This week, residents in three Vancouver neighborhoods start tracking their food consumption, waste patterns, and transportation habits for 14 days. They’ll repeat the same exercise one year from now. Their goal: reduce their Ecological Footprint by at least 15 percent over the course of the year to help Vancouver move closer to its goal of reducing the city’s overall Ecological Footprint by 33 percent by 2020.
“The city of Vancouver helped us pick the neighborhoods, including a high-rise community with many renters,” explains Robyn Chan, Green Bloc Project Coordinator at Evergreen, a Canadian nonprofit that specializes in public engagement projects to advance green urban living.
“The Ecological Footprint is a great tool for engagement,” she says. “I don’t know what carbon looks like, but I know how many planets we have!”
A pilot project that ran between 2013 and 2015 in a neighborhood of single-family homes and became the foundation of the Green Bloc Program yielded a 12% Footprint reduction.
A fourth neighborhood is slated to join the project soon.

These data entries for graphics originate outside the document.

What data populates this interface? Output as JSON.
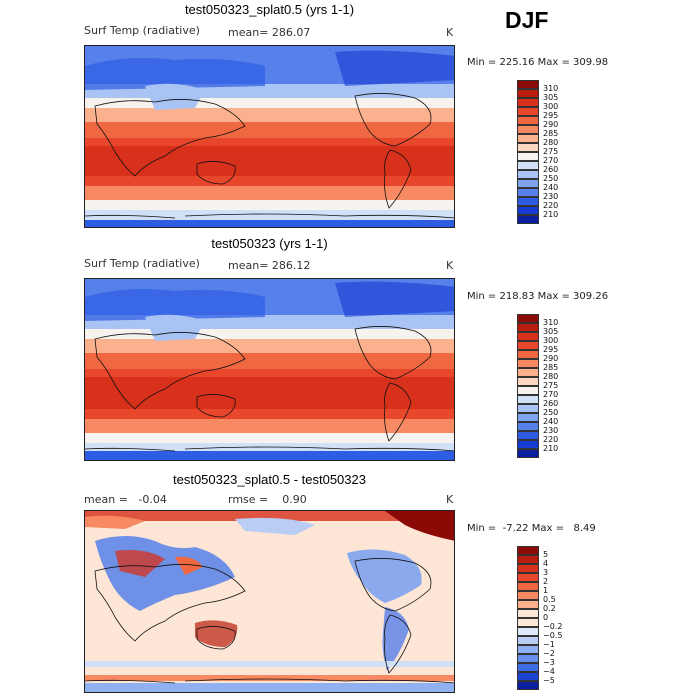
{
  "season": "DJF",
  "panels": [
    {
      "title": "test050323_splat0.5 (yrs 1-1)",
      "left_label": "Surf Temp (radiative)",
      "center_label": "mean= 286.07",
      "unit": "K",
      "minmax": "Min = 225.16 Max = 309.98",
      "colorbar": {
        "labels": [
          "310",
          "305",
          "300",
          "295",
          "290",
          "285",
          "280",
          "275",
          "270",
          "260",
          "250",
          "240",
          "230",
          "220",
          "210"
        ],
        "colors": [
          "#8b0a05",
          "#b81c0c",
          "#d7301b",
          "#e8472b",
          "#f06842",
          "#f78a62",
          "#fbb08e",
          "#fdd7c2",
          "#f6f2ee",
          "#cfe0f7",
          "#a9c4f4",
          "#7ea3ef",
          "#5680ea",
          "#2e5ce2",
          "#153bd0",
          "#0b1f9e"
        ]
      }
    },
    {
      "title": "test050323 (yrs 1-1)",
      "left_label": "Surf Temp (radiative)",
      "center_label": "mean= 286.12",
      "unit": "K",
      "minmax": "Min = 218.83 Max = 309.26",
      "colorbar": {
        "labels": [
          "310",
          "305",
          "300",
          "295",
          "290",
          "285",
          "280",
          "275",
          "270",
          "260",
          "250",
          "240",
          "230",
          "220",
          "210"
        ],
        "colors": [
          "#8b0a05",
          "#b81c0c",
          "#d7301b",
          "#e8472b",
          "#f06842",
          "#f78a62",
          "#fbb08e",
          "#fdd7c2",
          "#f6f2ee",
          "#cfe0f7",
          "#a9c4f4",
          "#7ea3ef",
          "#5680ea",
          "#2e5ce2",
          "#153bd0",
          "#0b1f9e"
        ]
      }
    },
    {
      "title": "test050323_splat0.5 - test050323",
      "left_label": "mean =   -0.04",
      "center_label": "rmse =    0.90",
      "unit": "K",
      "minmax": "Min =  -7.22 Max =   8.49",
      "colorbar": {
        "labels": [
          "5",
          "4",
          "3",
          "2",
          "1",
          "0.5",
          "0.2",
          "0",
          "−0.2",
          "−0.5",
          "−1",
          "−2",
          "−3",
          "−4",
          "−5"
        ],
        "colors": [
          "#8b0a05",
          "#b81c0c",
          "#d7301b",
          "#e8472b",
          "#f06842",
          "#f78a62",
          "#fbb08e",
          "#fde6d6",
          "#fde6d6",
          "#dfe8fa",
          "#b9cdf5",
          "#8fb0f1",
          "#6690ec",
          "#3d6de5",
          "#1b44d2",
          "#0b1f9e"
        ]
      }
    }
  ]
}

Greenest City 2020 Action Plan
Vancouver residents have an Ecological Footprint three times larger than what is available per person worldwide. In 2011, the city announced its goal to reduce its Ecological Footprint by 33% below 2006 levels by 2020 and achieve one-planet living by 2050. It doubled down on its commitment in 2015, with a goal of zero waste/zero carbon by 2020. Last July, the Vancouver City Council passed the Zero-Emission Building Plan. The city also started reaching out to key players in the private sector, including hotels, retailers, and real-estate developers.
On the citizen engagement front, the city gave Evergreen a $25,000 grant to create the Green Bloc Program last year. In 2017, a $50,000 grant supports the Green Bloc Project in three (possibly four) neighborhoods.
“We work closely with the city to track specific data. They remain involved at all stages of the Green Bloc Project, which adds to the legitimacy of what we do, and helps us connect our action to the bigger picture,” Chan points out.
Some 25 residents attended the first workshop that kicked off the project last week. Dr. Jennie Moore, director of sustainable development and environmental stewardship at British Columbia Institute of Technology’s School of Construction and the Environment, presented the Ecological Footprint and the concept of one-planet living to the group.
Calculating households’ Ecological Footprints
Together with her master’s and PhD supervisor University of British Colombia Professor Bill Rees—who co-created the Ecological Footprint with Footprint Network co-founder Mathis Wackernagel—Moore has been working closely with the city of Vancouver to achieve the lighter footprint targets of the Greenest City Action Plan. Her bottom-up approach to calculating urban metabolism builds on households’ Ecological Footprints, whose assessment is rooted in a two-week or four-week survey that Moore originally developed with two other PhD students under Reese, Cornelia Sussman and Meidad Kissinger, working with Evergreen.
Besides providing energy consumption (electricity and natural gas), and train and air travel data for the past 12 months, households who choose to participate keep track of the food they eat and how they get around (driving, biking, public transportation) each day—a 15- to 25-minute task according to the organizers. Each week, they also report how much waste they generated (by weight).
Last week’s workshop gave participants the opportunity for a lively brainstorming session to identify goals in terms of Ecological Footprint reduction, including at the neighborhood scale.
Evergreen has already defined how it intends to use the Green Bloc Project this year to advance its urban sustainability agenda: Work with the city of Vancouver to lower barriers to entry for new projects (including simplifying permitting for urban edible gardens), and train individuals to manage community projects.
“We’re thrilled that the city is already investing in a high-rise, lower-income neighborhood, per our past recommendation,” say Chan. “At Evergreen, we hope to expand the program to other neighborhoods, and even to other cities in Canada,” she adds.
Meanwhile, Vancouver is taking steps to improve its Ecological Footprint calculation. Food makes up the biggest component of Vancouver’s Ecological Footprint, followed by buildings and transportation. This year, the city is funding a program to collect food provisioning data from local farmers’ markets, community gardens, and local food retailers, with a view to using accurate local food data instead of national data in its Footprint calculation.
The city also has announced the creation of 2,020 garden plots for households by 2020, and is promoting local, seasonal foods through farmers’ markets.
According to Moore, Vancouver has been addressing urban sustainability from a demand-side management approach since at least 2000. “Kudos to them for committing to very ambitious goals. Reaching 33% by 2020, however, is going to take much bigger efforts,” she says.